Compatible Triangulations of Simple Polygons

TL;DR

This paper investigates algorithms for determining and constructing compatible triangulations of simple polygons, providing efficient methods under different input conditions and vertex correspondence scenarios.

Contribution

It introduces algorithms for deciding and finding compatible triangulations with improved time complexities based on input information.

Findings

Decidable in O(n log n + nr) time if a triangulation of P is given.

Find compatible triangulations in O(M(n)) time when vertex correspondence is provided.

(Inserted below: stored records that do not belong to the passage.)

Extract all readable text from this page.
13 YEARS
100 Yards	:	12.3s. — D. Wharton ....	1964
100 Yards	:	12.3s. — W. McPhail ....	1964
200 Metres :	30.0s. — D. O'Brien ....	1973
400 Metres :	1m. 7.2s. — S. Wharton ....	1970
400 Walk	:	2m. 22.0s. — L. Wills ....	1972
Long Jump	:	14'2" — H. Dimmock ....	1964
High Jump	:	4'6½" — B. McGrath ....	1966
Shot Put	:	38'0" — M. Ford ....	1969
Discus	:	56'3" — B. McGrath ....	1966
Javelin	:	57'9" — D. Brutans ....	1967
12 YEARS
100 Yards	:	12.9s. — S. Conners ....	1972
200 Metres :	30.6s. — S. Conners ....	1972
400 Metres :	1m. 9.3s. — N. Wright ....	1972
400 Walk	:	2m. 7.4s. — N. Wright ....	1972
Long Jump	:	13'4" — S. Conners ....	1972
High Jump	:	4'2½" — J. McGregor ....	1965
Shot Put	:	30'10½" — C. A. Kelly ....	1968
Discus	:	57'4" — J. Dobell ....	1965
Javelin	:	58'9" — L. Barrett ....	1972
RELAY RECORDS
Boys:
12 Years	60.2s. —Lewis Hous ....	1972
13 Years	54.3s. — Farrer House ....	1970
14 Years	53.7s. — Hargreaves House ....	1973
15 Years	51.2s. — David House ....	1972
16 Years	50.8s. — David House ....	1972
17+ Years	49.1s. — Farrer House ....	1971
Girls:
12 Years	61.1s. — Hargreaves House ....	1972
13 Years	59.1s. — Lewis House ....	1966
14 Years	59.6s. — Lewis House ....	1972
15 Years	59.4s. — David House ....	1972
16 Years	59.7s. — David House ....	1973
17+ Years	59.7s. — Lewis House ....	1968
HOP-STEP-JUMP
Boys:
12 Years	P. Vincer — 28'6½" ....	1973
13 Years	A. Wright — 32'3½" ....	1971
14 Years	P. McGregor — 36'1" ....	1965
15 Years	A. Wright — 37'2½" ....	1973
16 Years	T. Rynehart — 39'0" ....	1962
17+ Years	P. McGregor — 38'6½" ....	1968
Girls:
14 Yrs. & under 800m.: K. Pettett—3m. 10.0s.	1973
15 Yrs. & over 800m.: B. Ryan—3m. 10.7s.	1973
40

Provides theoretical bounds for compatibility decision and construction.

Abstract

Let $P$ and $Q$ be simple polygons with $n$ vertices each. We wish to compute triangulations of $P$ and $Q$ that are combinatorially equivalent, if they exist. We consider two versions of the problem: if a triangulation of $P$ is given, we can decide in $O(n\log n + nr)$ time if $Q$ has a compatible triangulation, where $r$ is the number of reflex vertices of $Q$. If we are already given the correspondence between vertices of $P$ and $Q$ (but no triangulation), we can find compatible triangulations of $P$ and $Q$ in time $O(M(n))$, where $M(n)$ is the running time for multiplying two $n\times n$ matrices.